Oi meus amigos, tudo bem? 


Hoje vou trazer um depoimento excepcional para vocês, relato do VICTOR HUGO DO NASCIMENTO MARANHÃO, aprovado no 31º Concurso para o cargo de Procurador da República e futuro colega de profissão! 


Um relato excepcional que mostra que com organização, força de vontade e acima de tudo disciplina é possível a aprovação em qualquer concurso, inclusive no mais difícil deles! 


Desejamos ao VICTOR muito sucesso na carreira, que sua posse seja ainda esse ano e que se realize profissionalmente no MPF por completo. 
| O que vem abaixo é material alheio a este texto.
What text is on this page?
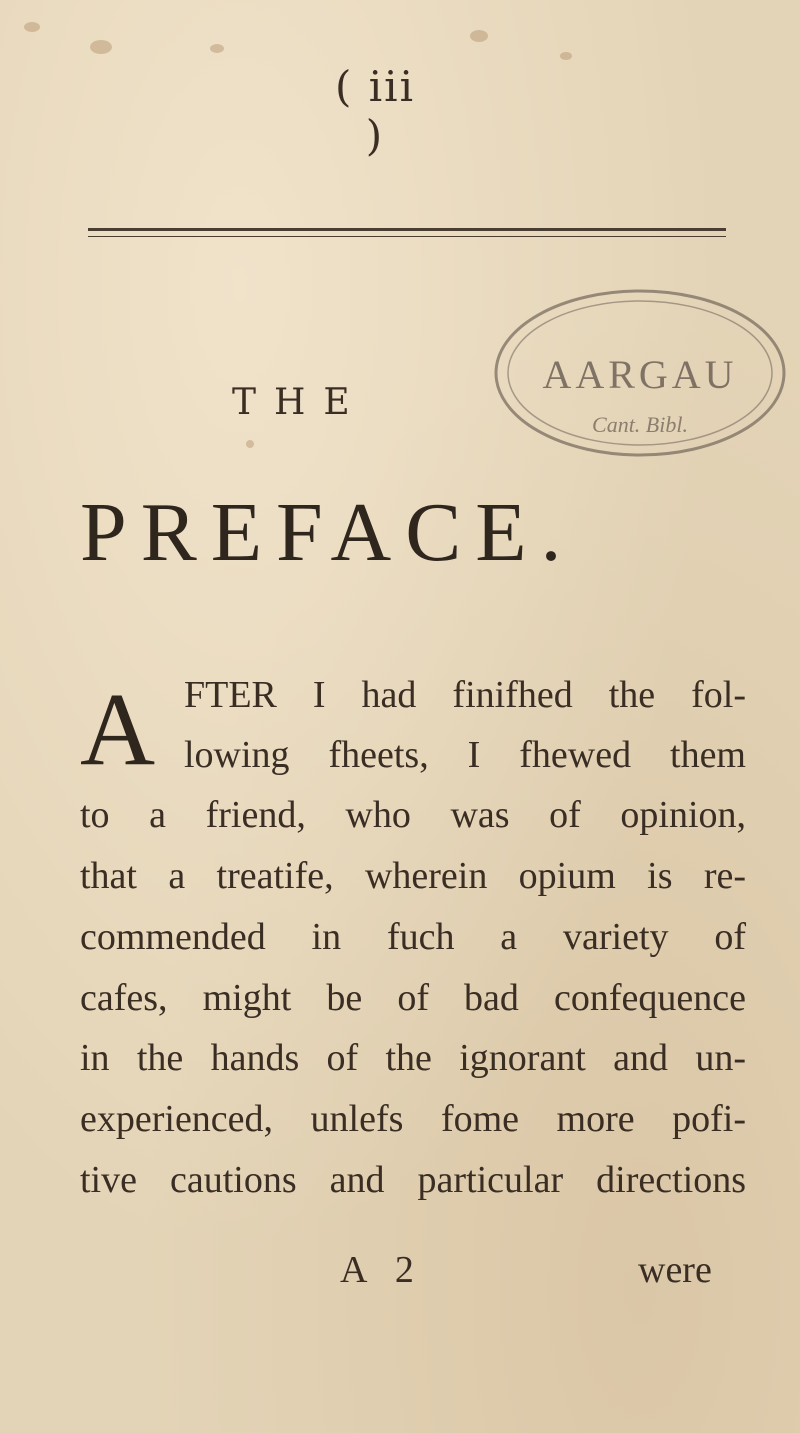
( iii )
THE
AARGAU
Cant. Bibl.
PREFACE.
A FTER I had finifhed the fol-
lowing fheets, I fhewed them
to a friend, who was of opinion,
that a treatife, wherein opium is re-
commended in fuch a variety of
cafes, might be of bad confequence
in the hands of the ignorant and un-
experienced, unlefs fome more pofi-
tive cautions and particular directions
A 2	were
Vamos ao relato, e acho legal começar de traz para frente para vocês já sentirem o que será esse depoimento: 


Como diz um grande amigo, “sou gente como a gente”. Não estudei em universidade federal, não sou um gênio e apenas consegui cursar Direito porque fui beneficiado pelo FIES. Durante muito tempo, enxerguei o concurso do MPF como algo inalcançável, mas ainda assim, acreditando, me esforçando e contando com a ajuda especial das pessoas que Deus colocou no meu caminho, consegui chegar até aqui.
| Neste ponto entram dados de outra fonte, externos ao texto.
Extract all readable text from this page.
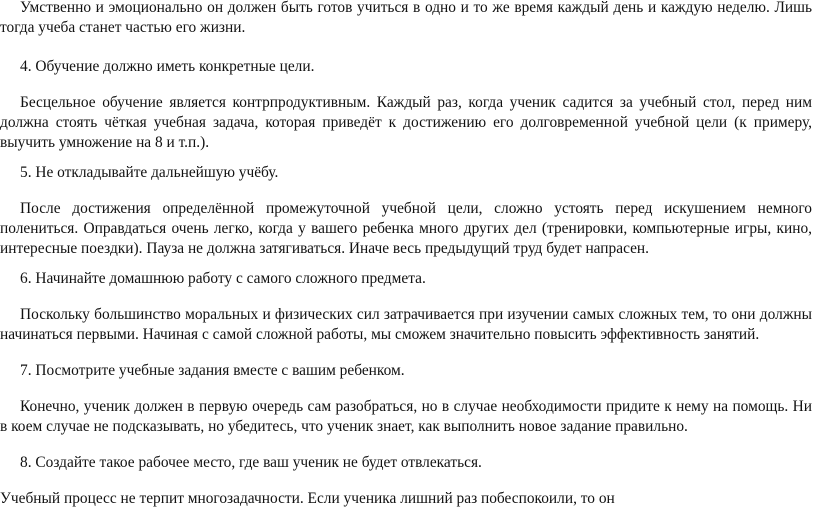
Умственно и эмоционально он должен быть готов учиться в одно и то же время каждый день и каждую неделю. Лишь
тогда учеба станет частью его жизни.
4. Обучение должно иметь конкретные цели.
Бесцельное обучение является контрпродуктивным. Каждый раз, когда ученик садится за учебный стол, перед ним
должна стоять чёткая учебная задача, которая приведёт к достижению его долговременной учебной цели (к примеру,
выучить умножение на 8 и т.п.).
5. Не откладывайте дальнейшую учёбу.
После достижения определённой промежуточной учебной цели, сложно устоять перед искушением немного
полениться. Оправдаться очень легко, когда у вашего ребенка много других дел (тренировки, компьютерные игры, кино,
интересные поездки). Пауза не должна затягиваться. Иначе весь предыдущий труд будет напрасен.
6. Начинайте домашнюю работу с самого сложного предмета.
Поскольку большинство моральных и физических сил затрачивается при изучении самых сложных тем, то они должны
начинаться первыми. Начиная с самой сложной работы, мы сможем значительно повысить эффективность занятий.
7. Посмотрите учебные задания вместе с вашим ребенком.
Конечно, ученик должен в первую очередь сам разобраться, но в случае необходимости придите к нему на помощь. Ни
в коем случае не подсказывать, но убедитесь, что ученик знает, как выполнить новое задание правильно.
8. Создайте такое рабочее место, где ваш ученик не будет отвлекаться.
Учебный процесс не терпит многозадачности. Если ученика лишний раз побеспокоили, то он
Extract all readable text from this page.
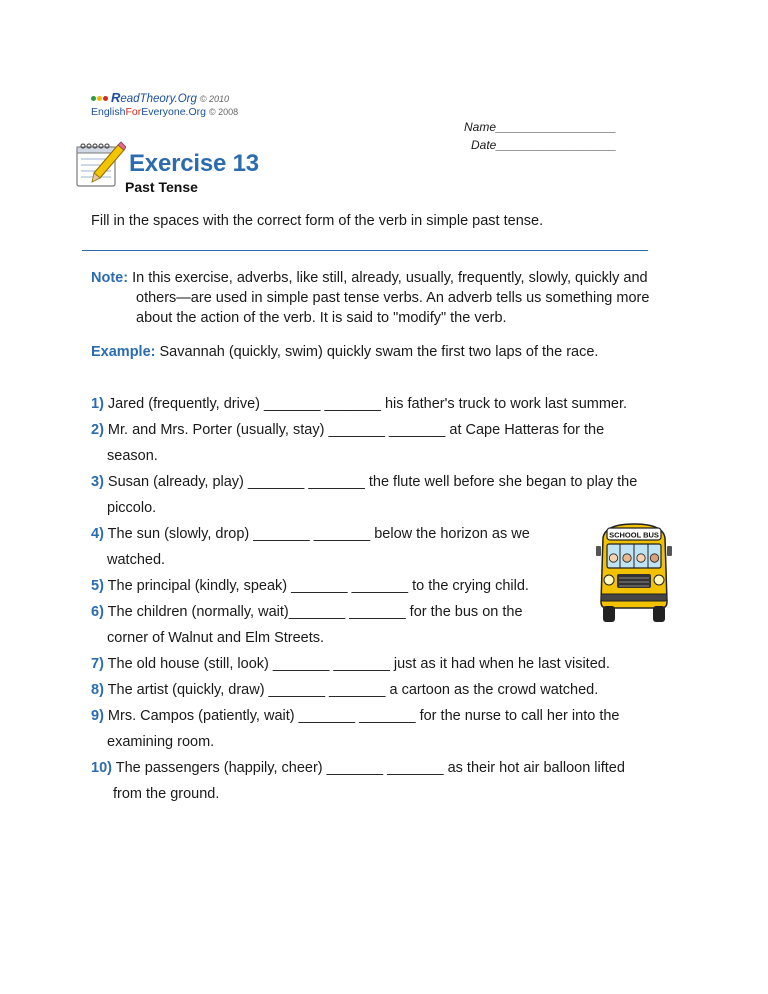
ReadTheory.Org © 2010
EnglishForEveryone.Org © 2008
Name__________________
Date__________________
Exercise 13
Past Tense
Fill in the spaces with the correct form of the verb in simple past tense.
Note: In this exercise, adverbs, like still, already, usually, frequently, slowly, quickly and
others—are used in simple past tense verbs. An adverb tells us something more
about the action of the verb. It is said to "modify" the verb.
Example: Savannah (quickly, swim) quickly swam the first two laps of the race.
1) Jared (frequently, drive) _______ _______ his father's truck to work last summer.
2) Mr. and Mrs. Porter (usually, stay) _______ _______ at Cape Hatteras for the
season.
3) Susan (already, play) _______ _______ the flute well before she began to play the
piccolo.
4) The sun (slowly, drop) _______ _______ below the horizon as we
watched.
5) The principal (kindly, speak) _______ _______ to the crying child.
6) The children (normally, wait)_______ _______ for the bus on the
corner of Walnut and Elm Streets.
7) The old house (still, look) _______ _______ just as it had when he last visited.
8) The artist (quickly, draw) _______ _______ a cartoon as the crowd watched.
9) Mrs. Campos (patiently, wait) _______ _______ for the nurse to call her into the
examining room.
10) The passengers (happily, cheer) _______ _______ as their hot air balloon lifted
from the ground.
SCHOOL BUS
Após alguns anos acompanhando este blog e buscando inspiração nas histórias de sucesso aqui publicadas, espero que minha trajetória possa contribuir de alguma forma para aqueles que ainda estão no caminho da preparação.
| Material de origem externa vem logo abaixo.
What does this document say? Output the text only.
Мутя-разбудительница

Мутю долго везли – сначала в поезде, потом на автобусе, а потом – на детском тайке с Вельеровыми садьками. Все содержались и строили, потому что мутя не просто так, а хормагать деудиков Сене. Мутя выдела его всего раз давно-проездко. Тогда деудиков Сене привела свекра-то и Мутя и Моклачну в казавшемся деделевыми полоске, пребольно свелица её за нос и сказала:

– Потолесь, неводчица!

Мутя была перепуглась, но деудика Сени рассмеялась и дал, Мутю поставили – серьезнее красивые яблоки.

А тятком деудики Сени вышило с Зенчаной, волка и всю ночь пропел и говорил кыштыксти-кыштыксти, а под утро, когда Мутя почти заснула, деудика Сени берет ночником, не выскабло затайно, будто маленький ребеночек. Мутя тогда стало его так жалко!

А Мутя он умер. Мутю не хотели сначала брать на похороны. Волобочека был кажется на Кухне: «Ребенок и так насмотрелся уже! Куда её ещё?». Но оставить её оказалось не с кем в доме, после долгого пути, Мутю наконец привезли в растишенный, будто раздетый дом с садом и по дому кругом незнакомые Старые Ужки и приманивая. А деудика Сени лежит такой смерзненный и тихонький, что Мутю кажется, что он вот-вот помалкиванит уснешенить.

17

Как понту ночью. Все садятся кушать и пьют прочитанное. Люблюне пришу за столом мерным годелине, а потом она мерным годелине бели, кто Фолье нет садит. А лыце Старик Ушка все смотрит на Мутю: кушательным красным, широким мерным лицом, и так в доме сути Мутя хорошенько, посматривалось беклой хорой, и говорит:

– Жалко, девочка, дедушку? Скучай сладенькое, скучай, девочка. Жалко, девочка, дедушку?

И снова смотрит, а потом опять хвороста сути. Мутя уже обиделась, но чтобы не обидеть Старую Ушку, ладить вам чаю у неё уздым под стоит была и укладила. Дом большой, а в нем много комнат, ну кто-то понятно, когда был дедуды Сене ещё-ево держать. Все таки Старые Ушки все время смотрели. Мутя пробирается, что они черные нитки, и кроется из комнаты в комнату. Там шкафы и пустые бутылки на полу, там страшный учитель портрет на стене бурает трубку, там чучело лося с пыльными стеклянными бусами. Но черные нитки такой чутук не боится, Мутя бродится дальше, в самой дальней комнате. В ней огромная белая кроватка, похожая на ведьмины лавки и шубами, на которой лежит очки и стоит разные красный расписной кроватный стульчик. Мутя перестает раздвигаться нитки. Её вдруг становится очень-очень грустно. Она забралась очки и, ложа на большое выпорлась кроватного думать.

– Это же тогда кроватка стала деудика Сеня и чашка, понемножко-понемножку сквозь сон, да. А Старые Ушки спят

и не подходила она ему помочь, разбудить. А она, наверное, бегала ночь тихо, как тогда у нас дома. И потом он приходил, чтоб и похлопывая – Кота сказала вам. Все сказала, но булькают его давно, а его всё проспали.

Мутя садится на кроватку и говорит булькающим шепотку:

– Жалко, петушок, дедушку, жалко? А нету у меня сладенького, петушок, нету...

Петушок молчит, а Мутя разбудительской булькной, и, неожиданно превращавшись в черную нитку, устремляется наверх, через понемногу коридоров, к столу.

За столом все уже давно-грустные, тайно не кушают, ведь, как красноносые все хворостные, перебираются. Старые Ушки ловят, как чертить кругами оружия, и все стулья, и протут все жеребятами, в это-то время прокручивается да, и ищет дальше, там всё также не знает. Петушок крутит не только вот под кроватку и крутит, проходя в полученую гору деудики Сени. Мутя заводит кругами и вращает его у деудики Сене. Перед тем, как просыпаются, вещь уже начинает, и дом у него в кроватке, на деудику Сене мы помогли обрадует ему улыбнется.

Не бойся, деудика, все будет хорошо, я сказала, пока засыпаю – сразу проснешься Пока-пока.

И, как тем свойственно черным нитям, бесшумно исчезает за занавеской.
Meu nome é Victor Hugo do Nascimento Maranhão, tenho 31 anos, sou formado em Direito desde 2018 e iniciei minha preparação para concursos públicos ainda durante a graduação.

Em meados de 2018, fui aprovado nos concursos para Analista do MPU e para a Polícia Militar do Distrito Federal. Fui nomeado como soldado da PMDF, função que exerci até o início de 2022. Nesse período, após concluir o curso de formação, retomei os estudos e, já com o objetivo de prestar concursos que exigiam prática jurídica, consegui uma vaga como voluntário em uma das promotorias do MPDFT. Contudo, acabei interrompendo novamente a preparação quando fui finalmente nomeado para o cargo de Analista do Ministério Público Federal.

Somente em 2023 decidi retomar os estudos de forma mais consistente. Entretanto, naquele mesmo período enfrentei a perda do meu irmão e, posteriormente, também da minha mãe, o que me levou a adiar mais uma vez esse projeto. No final daquele ano, percebi que ocupar meu tempo conciliando trabalho e estudos para ingressar na instituição que tanto admirava seria uma forma de atravessar aquele momento difícil e, ao mesmo tempo, buscar um propósito maior.

Foi então que tomei a decisão de manter constância inabalável nos estudos (com a mesma obstinação que já tinha me rendido as aprovações anteriores) e decidi direcionar meus esforços para os concursos da magistratura federal, conciliando essa preparação com disciplinas específicas cobradas no concurso do MPF. Para minha alegria, fui aprovado no ENAM 1/2024, o que me permitiu dar início efetivo ao projeto. 

Na fase inicial dessa retomada, selecionei algumas obras com as quais já havia tido contato em anos anteriores(muitas delas segui a indicação aqui do blog), mas realizei a leitura apenas de capítulos específicos, salvo quanto ao Manual de Direitos Humanos, de André de Carvalho Ramos, cuja leitura integral foi fundamental em diversas etapas da preparação – recomendo fortemente para concursos federais.

Apesar disso, a base principal da minha preparação foi um curso completo do G7 Jurídico, complementado por algumas disciplinas do Gran jurídico (Pablo Stolze e Nestor Tavora). Na medida que acompanhava as aulas, aproveitava para estudar os dispositivos legais mencionados pelos professores. Ao final, para minha surpresa, praticamente toda a parte relevante do meu VadeMecum estava grifada.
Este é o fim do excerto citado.